"Sekarang Mang Jaja terpaksa di pasung," ujar Emak dengan suara lirih.
"Kok di pasung,kenapa Mak?"
"Sejak keluar dari tahanan dan menerima kenyataan anak anaknya seperti itu, pikiran Mang Jaja menjadi kacau, mungkin depresi atau gimana gitu, kerap mengamuk dan membahayakan orang orang.Akhirnya terpaksa Mang Jaja dipasung." Papar Emak panjang lebar.
Hasan bergidik mendengar penjelasan Emak, seorang yang dulu dihormati kini malah menjadi gila.
       **********
Sehari lagi bulan puasa akan berakhir, besok lebaran akan tiba, Hasan menikmati liburan lebaran di kampung, bertemu kembali dengan teman masa kecilnya. Terbayang nostalgia berenang di sungai Cipager, main layangan di sawah Kadoya atau mungutin mangga di bukit Bubulak.
Rajawetan tetap menjadi kampung yang sejuk dengan hawa pegunungan. Tadi pagi Hasan berkunjung ke rumah Mang Jaja, rumah megah itu kini tak terawat, hanya ada bibi sendirian, dan Hasan sempat menengok Mang Jaja.
Mantan camat yang dulu berwibawa itu, kini meracau tak karuan, ah Mang Jaja menjadi gila dan terpasung di belakang rumah.

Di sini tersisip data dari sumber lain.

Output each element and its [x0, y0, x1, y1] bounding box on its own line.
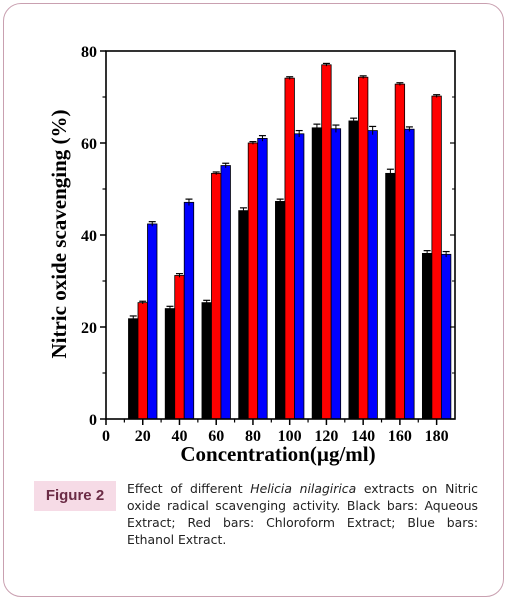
bar-s0-140 — [348, 120, 359, 420]
error-bar-s0-120 — [313, 123, 321, 132]
x-tick-label-120: 120 — [314, 428, 338, 445]
error-bar-s1-120 — [322, 62, 330, 67]
y-tick-label-80: 80 — [81, 44, 97, 61]
bar-s2-120 — [330, 128, 342, 420]
error-bar-s0-40 — [166, 305, 174, 311]
bar-s0-160 — [385, 172, 396, 420]
bar-s2-80 — [257, 137, 268, 420]
y-tick-label-20: 20 — [81, 320, 97, 337]
error-bar-s1-80 — [249, 141, 257, 145]
bar-s0-100 — [275, 201, 286, 420]
bars-layer — [128, 62, 452, 420]
error-bar-s2-20 — [148, 221, 156, 227]
x-tick-label-180: 180 — [425, 428, 449, 445]
bar-s1-100 — [284, 77, 295, 420]
bar-s0-40 — [164, 308, 176, 420]
bar-s1-120 — [321, 64, 332, 420]
error-bar-s2-40 — [185, 198, 193, 206]
error-bar-s1-140 — [359, 75, 367, 79]
error-bar-s1-100 — [286, 76, 294, 80]
bar-s2-20 — [147, 223, 158, 420]
error-bar-s2-120 — [332, 124, 340, 133]
error-bar-s0-80 — [239, 207, 247, 214]
x-tick-label-20: 20 — [135, 428, 151, 445]
y-tick-label-60: 60 — [81, 136, 97, 153]
error-bar-s1-40 — [175, 273, 183, 278]
caption-text-after: extracts on Nitric oxide radical scaveng… — [127, 481, 478, 547]
error-bar-s2-180 — [442, 250, 450, 258]
x-tick-label-60: 60 — [208, 428, 224, 445]
bar-s1-180 — [431, 95, 442, 420]
x-tick-label-140: 140 — [351, 428, 375, 445]
bar-s0-60 — [201, 302, 212, 420]
error-bar-s1-180 — [433, 94, 441, 98]
x-tick-label-100: 100 — [278, 428, 302, 445]
x-tick-label-80: 80 — [245, 428, 261, 445]
error-bar-s2-140 — [369, 125, 377, 135]
error-bar-s0-60 — [203, 299, 211, 305]
bar-s2-180 — [440, 253, 452, 420]
error-bar-s2-160 — [405, 126, 413, 132]
error-bar-s1-160 — [396, 82, 404, 86]
error-bar-s1-60 — [212, 171, 220, 175]
bar-s0-80 — [238, 210, 249, 420]
caption-species: Helicia nilagirica — [250, 481, 357, 496]
bar-s1-20 — [137, 302, 148, 420]
error-bar-s2-80 — [258, 135, 266, 142]
error-bar-s0-160 — [386, 168, 394, 178]
figure-label: Figure 2 — [34, 481, 116, 511]
x-tick-label-160: 160 — [388, 428, 412, 445]
error-bar-s2-60 — [222, 162, 230, 168]
x-tick-label-40: 40 — [171, 428, 187, 445]
error-bar-s0-140 — [350, 117, 358, 124]
y-axis-label: Nitric oxide scavenging (%) — [47, 109, 71, 358]
bar-s2-40 — [183, 201, 195, 420]
bar-s1-160 — [394, 83, 406, 420]
y-tick-label-0: 0 — [89, 412, 97, 429]
y-tick-label-40: 40 — [81, 228, 97, 245]
bar-s2-140 — [367, 130, 378, 420]
error-bar-s0-180 — [423, 250, 431, 257]
bar-s1-140 — [358, 76, 369, 420]
bar-s1-40 — [174, 275, 185, 420]
bar-s0-20 — [128, 318, 139, 420]
x-axis-label: Concentration(µg/ml) — [180, 442, 375, 466]
figure-caption: Effect of different Helicia nilagirica e… — [127, 480, 478, 548]
bar-s0-120 — [311, 127, 323, 420]
error-bar-s0-20 — [129, 315, 137, 322]
axes-layer: 0 20 40 60 80 0 20 40 60 80 100 120 140 160 180 — [81, 44, 456, 445]
bar-s0-180 — [421, 252, 433, 420]
bar-s2-60 — [220, 165, 231, 420]
caption-text-before: Effect of different — [127, 481, 251, 496]
x-tick-label-0: 0 — [102, 428, 110, 445]
bar-s2-160 — [404, 128, 415, 420]
error-bar-s2-100 — [295, 129, 303, 138]
bar-s1-60 — [211, 172, 222, 420]
figure-frame — [3, 3, 504, 597]
error-bar-s0-100 — [276, 198, 284, 204]
error-bar-s1-20 — [139, 300, 147, 304]
bar-s2-100 — [294, 133, 305, 420]
bar-s1-80 — [247, 142, 259, 420]
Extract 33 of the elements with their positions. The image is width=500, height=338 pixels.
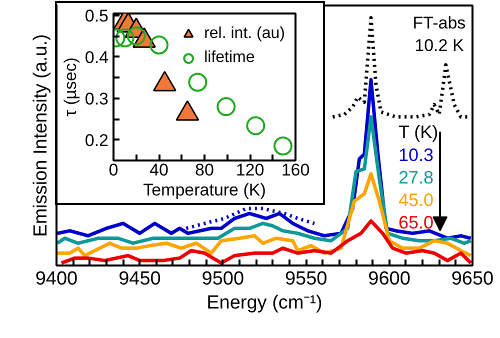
x-tick-label: 120 — [236, 160, 264, 180]
x-tick-label: 9650 — [451, 268, 494, 290]
series-label: 10.3 — [398, 144, 434, 165]
x-tick-label: 0 — [108, 160, 118, 180]
series-label: 27.8 — [398, 167, 434, 188]
legend-label: rel. int. (au) — [204, 25, 285, 43]
annotation: FT-abs 10.2 K — [412, 13, 466, 56]
x-tick-label: 80 — [195, 160, 214, 180]
x-tick-label: 9550 — [284, 268, 328, 290]
x-axis-title: Temperature (K) — [143, 180, 266, 200]
point — [150, 35, 168, 54]
x-tick-label: 40 — [150, 160, 168, 180]
x-tick-label: 9600 — [368, 268, 410, 290]
x-tick-label: 9400 — [35, 268, 78, 290]
legend-title: T (K) — [398, 122, 438, 142]
x-axis-title: Energy (cm⁻¹) — [206, 292, 322, 314]
x-tick-label: 9450 — [118, 268, 161, 290]
y-axis-title: Emission Intensity (a.u.) — [30, 34, 52, 237]
y-axis-title: τ (µsec) — [60, 57, 80, 117]
point — [216, 97, 236, 116]
y-tick-label: 0.2 — [84, 130, 109, 150]
y-tick-label: 0.3 — [84, 89, 109, 108]
y-tick-label: 0.4 — [84, 48, 109, 67]
point — [273, 136, 292, 156]
series-label: 65.0 — [398, 212, 434, 232]
x-tick-label: 160 — [281, 160, 310, 180]
series-label: 45.0 — [398, 190, 434, 210]
legend-label: lifetime — [204, 49, 255, 67]
point — [115, 28, 134, 48]
y-tick-label: 0.5 — [84, 6, 109, 26]
point — [188, 72, 208, 92]
x-tick-label: 9500 — [202, 268, 244, 290]
point — [246, 116, 266, 136]
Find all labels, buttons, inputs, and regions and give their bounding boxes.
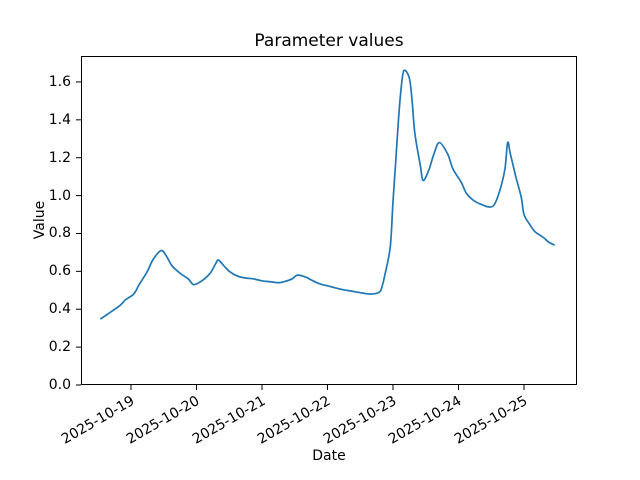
y-tick-label: 1.0	[48, 187, 71, 204]
y-tick-label: 0.8	[48, 225, 71, 242]
chart-title: Parameter values	[254, 31, 404, 51]
y-tick-label: 0.6	[48, 263, 71, 280]
y-tick-label: 1.6	[48, 73, 71, 90]
y-tick-label: 1.2	[48, 149, 71, 166]
y-tick-label: 0.4	[48, 301, 71, 318]
axes-spines	[81, 56, 577, 385]
x-axis-label: Date	[312, 448, 346, 464]
y-tick-label: 0.2	[48, 339, 71, 356]
series-line	[100, 69, 555, 320]
y-tick-label: 1.4	[48, 111, 71, 128]
y-tick-label: 0.0	[48, 377, 71, 393]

Sempat Hasan memberikan beberap lembar seratus ribuan untuk Bibi, berkali kali Bibi mengucapkan terima kasih padanya.
"Tragis juga ya Mak nasib Mang Jaja,"ungkap Hasan pilu.
Emak mengangguk pelan, tangannya mengisikan beras ke kulit ketupat. Hasan menatap ke arah gunung Ciremai yang berdiri anggun. Ah ternyata memang jalan hidup orang tidak pernah ada yang menyangka.
Dahulu ia dihina oleh Mang Jaja dengan hinaan sehina hinanya,Mang Jaja yang pongah karena pangkat dan jabatan, tapi kini Mang Jaja jadi hilang ingatan. Bagaimana pun Mang Jaja adalah adik Abah,paman baginya.
" Mungkin selepas lebaran kita bawa Mang Jaja kita bawa ke rumah sakit jiwa untuk dirawat,"ujar Hasan kepada Emak.
"Lho kok kamu mau maunya seperti itu Hasan?"